Once you know how to partition your event stream, the topic name will be easy, so let's answer that question first.
#Ludd is correct - the partition structure you choose will depend largely on how you want to process the event stream. Ideally you want a partition key which means that your event processing is partition-local.
For example:
If you care about users' average time-on-site, then you should partition by :user-id. That way, all the events related to a single user's site activity will be available within the same partition. This means that a stream processing engine such as Apache Samza can calculate average time-on-site for a given user just by looking at the events in a single partition. This avoids having to perform any kind of costly partition-global processing
If you care about the most popular pages on your website, you should partition by the :viewed page. Again, Samza will be able to keep a count of a given page's views just by looking at the events in a single partition
Generally, we are trying to avoid having to rely on global state (such as keeping counts in a remote database like DynamoDB or Cassandra), and instead be able to work using partition-local state. This is because local state is a fundamental primitive in stream processing.

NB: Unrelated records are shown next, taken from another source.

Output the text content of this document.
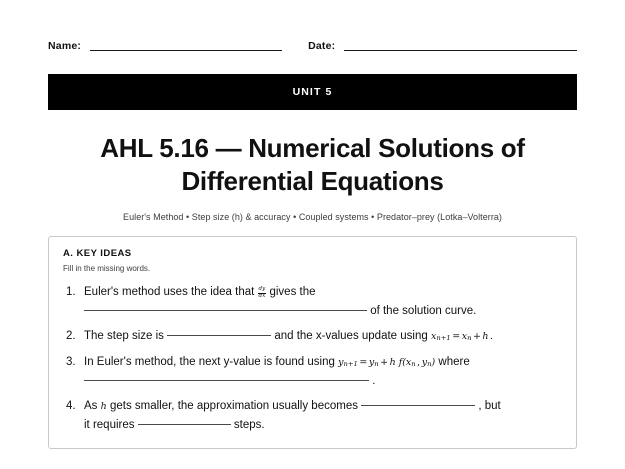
Name:	Date:
UNIT 5
AHL 5.16 — Numerical Solutions of
Differential Equations
Euler's Method • Step size (h) & accuracy • Coupled systems • Predator–prey (Lotka–Volterra)
A. KEY IDEAS
Fill in the missing words.
Euler's method uses the idea that $\frac{dy}{dx}$ gives the
of the solution curve.
The step size is	and the x-values update using $x_{n+1} = x_n + h$ .
In Euler's method, the next y-value is found using $y_{n+1} = y_n + h$ $f(x_n$ , $y_n$) where
.
As h gets smaller, the approximation usually becomes	, but
it requires	steps.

If you need both of the above use-cases, then a common pattern with Kafka is to first partition by say :user-id, and then to re-partition by :viewed ready for the next phase of processing.
On topic names - an obvious one here would be events or user-events. To be more specific you could go with with events-by-user-id and/or events-by-viewed.

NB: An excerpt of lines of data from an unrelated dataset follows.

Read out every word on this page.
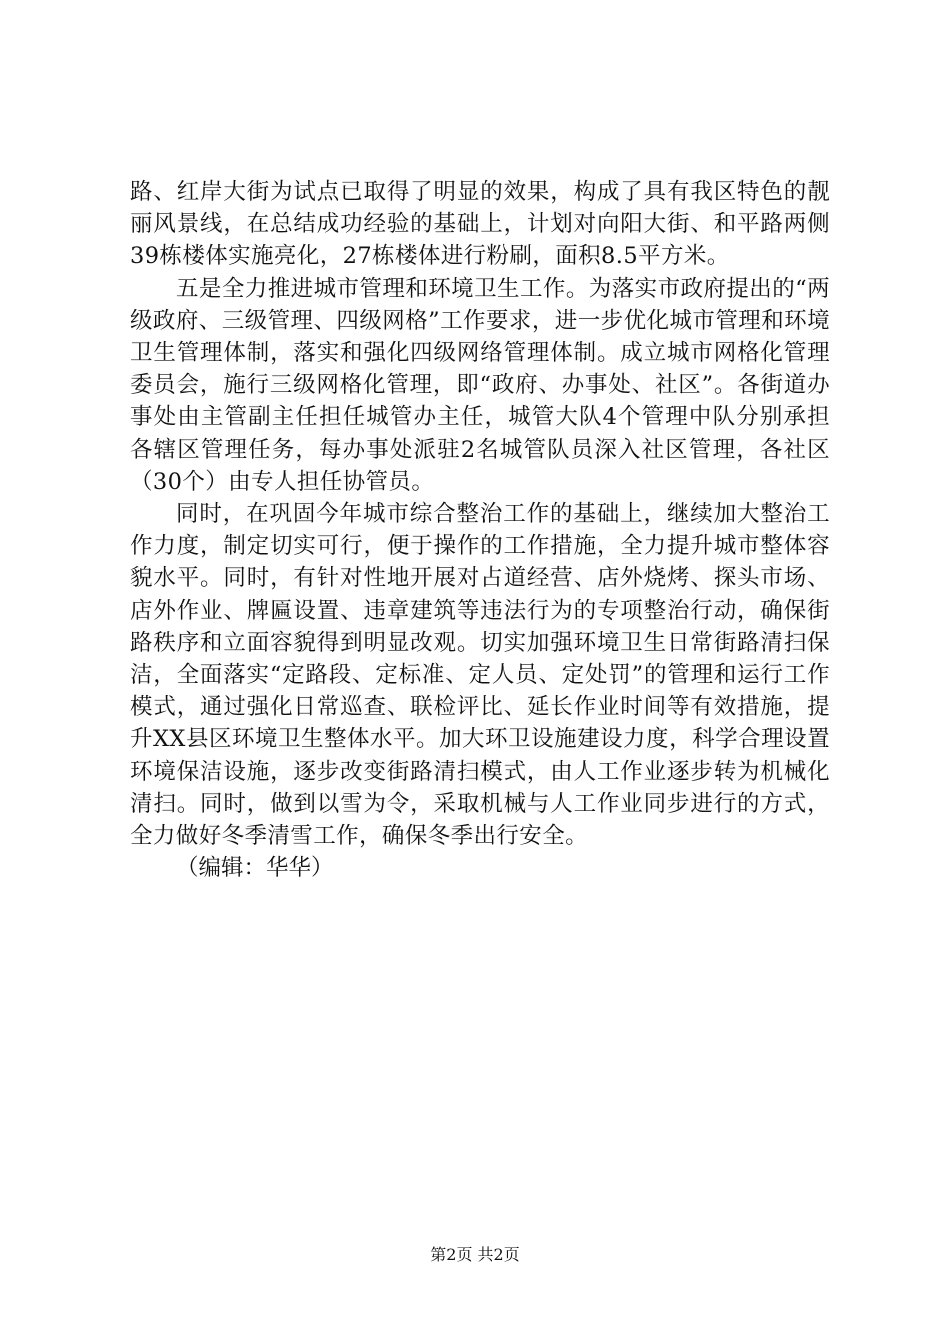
路、红岸大街为试点已取得了明显的效果，构成了具有我区特色的靓丽风景线，在总结成功经验的基础上，计划对向阳大街、和平路两侧39栋楼体实施亮化，27栋楼体进行粉刷，面积8.5平方米。

五是全力推进城市管理和环境卫生工作。为落实市政府提出的“两级政府、三级管理、四级网格”工作要求，进一步优化城市管理和环境卫生管理体制，落实和强化四级网络管理体制。成立城市网格化管理委员会，施行三级网格化管理，即“政府、办事处、社区”。各街道办事处由主管副主任担任城管办主任，城管大队4个管理中队分别承担各辖区管理任务，每办事处派驻2名城管队员深入社区管理，各社区（30个）由专人担任协管员。

同时，在巩固今年城市综合整治工作的基础上，继续加大整治工作力度，制定切实可行，便于操作的工作措施，全力提升城市整体容貌水平。同时，有针对性地开展对占道经营、店外烧烤、探头市场、店外作业、牌匾设置、违章建筑等违法行为的专项整治行动，确保街路秩序和立面容貌得到明显改观。切实加强环境卫生日常街路清扫保洁，全面落实“定路段、定标准、定人员、定处罚”的管理和运行工作模式，通过强化日常巡查、联检评比、延长作业时间等有效措施，提升XX县区环境卫生整体水平。加大环卫设施建设力度，科学合理设置环境保洁设施，逐步改变街路清扫模式，由人工作业逐步转为机械化清扫。同时，做到以雪为令，采取机械与人工作业同步进行的方式，全力做好冬季清雪工作，确保冬季出行安全。

（编辑：华华）

第2页 共2页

This is not exactly related to the question, but in case you already have decided upon the logical segregation of records based on topics, and want to optimize the topic/partition count in Kafka, this blog post might come handy.
Key takeaways in a nutshell:
In general, the more partitions there are in a Kafka cluster, the higher the throughput one can achieve. Let the max throughout achievable on a single partition for production be p and consumption be c. Let’s say your target throughput is t. Then you need to have at least max(t/p, t/c) partitions.
Currently, in Kafka, each broker opens a file handle of both the index and the data file of every log segment. So, the more partitions, the higher that one needs to configure the open file handle limit in the underlying operating system. E.g. in our production system, we once saw an error saying too many files are open, while we had around 3600 topic partitions.
When a broker is shut down uncleanly (e.g., kill -9), the observed unavailability could be proportional to the number of partitions.
The end-to-end latency in Kafka is defined by the time from when a message is published by the producer to when the message is read by the consumer. As a rule of thumb, if you care about latency, it’s probably a good idea to limit the number of partitions per broker to 100 x b x r, where b is the number of brokers in a Kafka cluster and r is the replication factor.
I think topic name is a conclusion of a kind of messages, and producer publish message to the topic and consumer subscribe message through subscribe topic.
A topic could have many partitions. partition is good for parallelism. partition is also the unit of replication,so in Kafka, leader and follower is also said at the level of partition. Actually a partition is an ordered queue which the order is the message arrived order. And the topic is composed by one or more queue in a simple word. This is useful for us to model our structure.
Kafka is developed by LinkedIn for log aggregation and delivery. this scene is very good as a example.
The user's events on your web or app can be logged by your Web sever and then sent to Kafka broker through the producer. In producer, you could specific the partition method, for example : event type (different event is saved in different partition) or event time (partition a day into different period according your app logic) or user type or just no logic and balance all logs into many partitions.
About your case in question, you can create one topic called "page-view-event", and create N partitions through hash keys to distribute the logs into all partitions evenly. Or you could choose a partition logic to make log distributing by your spirit.